# Canadian weather, by a Canadian.



## B.Varley (Oct 16, 2010)

Most of this may've been posted before, but I figured, I may as well post what I can; to help where I can, as I hope to use this site later on when I'm old enough to move abroad myself. So, here it goes!

*The Weather*
Be prepared for weather extremes. That doesn't only include very cold and snowy winters, but also pretty hot summers too. Where I live, in the Prairies, it's very typical to get 30-33 degrees (Celsius) in July & August and -30 to -40 degrees (Celsius) in the heart of winter. That's just how it is, sorry. 

The far east and west coasts however are an exception to that, Vancouver (as I'm sure most of you have heard) is very warm, and mild compared to the rest of Canada. Most of coastal British Columbia only really experiences a lot of rain and cool temperatures in the winter with little to no snowfall (so in general, much like the British Isles)

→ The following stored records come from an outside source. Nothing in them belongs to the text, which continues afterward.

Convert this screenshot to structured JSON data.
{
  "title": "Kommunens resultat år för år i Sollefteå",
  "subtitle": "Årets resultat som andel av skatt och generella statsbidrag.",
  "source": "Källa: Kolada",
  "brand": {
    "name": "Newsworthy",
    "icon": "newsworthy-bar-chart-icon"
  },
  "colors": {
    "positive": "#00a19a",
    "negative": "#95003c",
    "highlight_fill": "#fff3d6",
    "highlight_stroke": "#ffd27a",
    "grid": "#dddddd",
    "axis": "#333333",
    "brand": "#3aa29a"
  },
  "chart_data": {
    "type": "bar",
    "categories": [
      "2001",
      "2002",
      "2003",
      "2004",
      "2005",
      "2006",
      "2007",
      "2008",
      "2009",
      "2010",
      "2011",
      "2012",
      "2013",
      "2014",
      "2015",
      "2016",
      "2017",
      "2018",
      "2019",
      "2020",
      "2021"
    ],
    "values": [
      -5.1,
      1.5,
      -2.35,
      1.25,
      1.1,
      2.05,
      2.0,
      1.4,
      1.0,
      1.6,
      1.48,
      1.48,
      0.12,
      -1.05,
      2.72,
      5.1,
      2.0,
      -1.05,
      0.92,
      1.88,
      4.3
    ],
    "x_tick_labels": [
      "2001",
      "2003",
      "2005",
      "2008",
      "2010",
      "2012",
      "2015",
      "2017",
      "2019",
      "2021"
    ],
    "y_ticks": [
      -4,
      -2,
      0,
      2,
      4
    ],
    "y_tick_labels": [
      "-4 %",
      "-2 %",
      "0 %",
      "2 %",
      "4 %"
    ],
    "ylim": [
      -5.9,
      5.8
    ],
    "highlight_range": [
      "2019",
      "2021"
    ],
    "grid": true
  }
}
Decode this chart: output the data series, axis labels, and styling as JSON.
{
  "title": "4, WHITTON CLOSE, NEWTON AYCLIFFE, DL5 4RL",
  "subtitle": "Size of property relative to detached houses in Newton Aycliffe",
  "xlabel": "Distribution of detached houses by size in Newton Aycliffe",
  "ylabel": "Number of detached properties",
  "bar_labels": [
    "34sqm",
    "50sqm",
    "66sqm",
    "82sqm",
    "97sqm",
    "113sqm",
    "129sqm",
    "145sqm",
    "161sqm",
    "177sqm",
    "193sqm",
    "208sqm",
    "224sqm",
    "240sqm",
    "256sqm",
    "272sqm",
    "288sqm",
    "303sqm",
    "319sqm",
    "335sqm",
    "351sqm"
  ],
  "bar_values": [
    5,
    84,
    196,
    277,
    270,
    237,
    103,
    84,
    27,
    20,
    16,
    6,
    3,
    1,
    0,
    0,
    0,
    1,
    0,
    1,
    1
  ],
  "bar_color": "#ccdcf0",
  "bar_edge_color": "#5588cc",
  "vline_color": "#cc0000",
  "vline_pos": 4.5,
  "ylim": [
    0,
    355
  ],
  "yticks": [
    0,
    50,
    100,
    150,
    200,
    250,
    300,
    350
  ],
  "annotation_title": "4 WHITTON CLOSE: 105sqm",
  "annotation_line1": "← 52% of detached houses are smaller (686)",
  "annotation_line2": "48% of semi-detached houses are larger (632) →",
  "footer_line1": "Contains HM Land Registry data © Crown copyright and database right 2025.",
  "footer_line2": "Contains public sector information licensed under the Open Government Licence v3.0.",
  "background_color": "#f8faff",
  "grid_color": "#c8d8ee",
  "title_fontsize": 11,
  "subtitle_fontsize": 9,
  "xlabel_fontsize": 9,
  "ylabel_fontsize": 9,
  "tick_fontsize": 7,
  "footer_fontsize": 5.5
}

The other exception is the east coast: Newfoundland, New Brunswick, Nova Scotia and Prince Edward Island (P.E.I) Where I know it's colder and 'gloomier' - pardon my grammar - being on the Atlantic side of things, it's normally quite mild and wet. Year round that is.

The rest of Canada (excluding the northern territories - Yukon, Northwest Territories, Nunavut) is like I explained in the first paragraph, hot and quite dry in the summer, cold, gloomy and very dry in the winter months. The only real respite is Autumn and Spring. But not always! Just this year we had (in Edmonton, AB) snow in late May; and last week it was 25 degrees above, in October where we had snow this time last year.

So in conclusion, be ready for temperature swings but don't let that scare you - you get used to it pretty quickly! invest in a good winter's jacket, a good toque (hat) and you'll be just fine.

On a side note, if you find yourself one winter's morning, and there's a foot or two of snow on the ground and it's a solid -25 degrees outside, yes your boss will most likely expect you come in to work - though you'll be given more slack if you're late, it happens to all of us.

Hope this has helped, even just a tad!


----------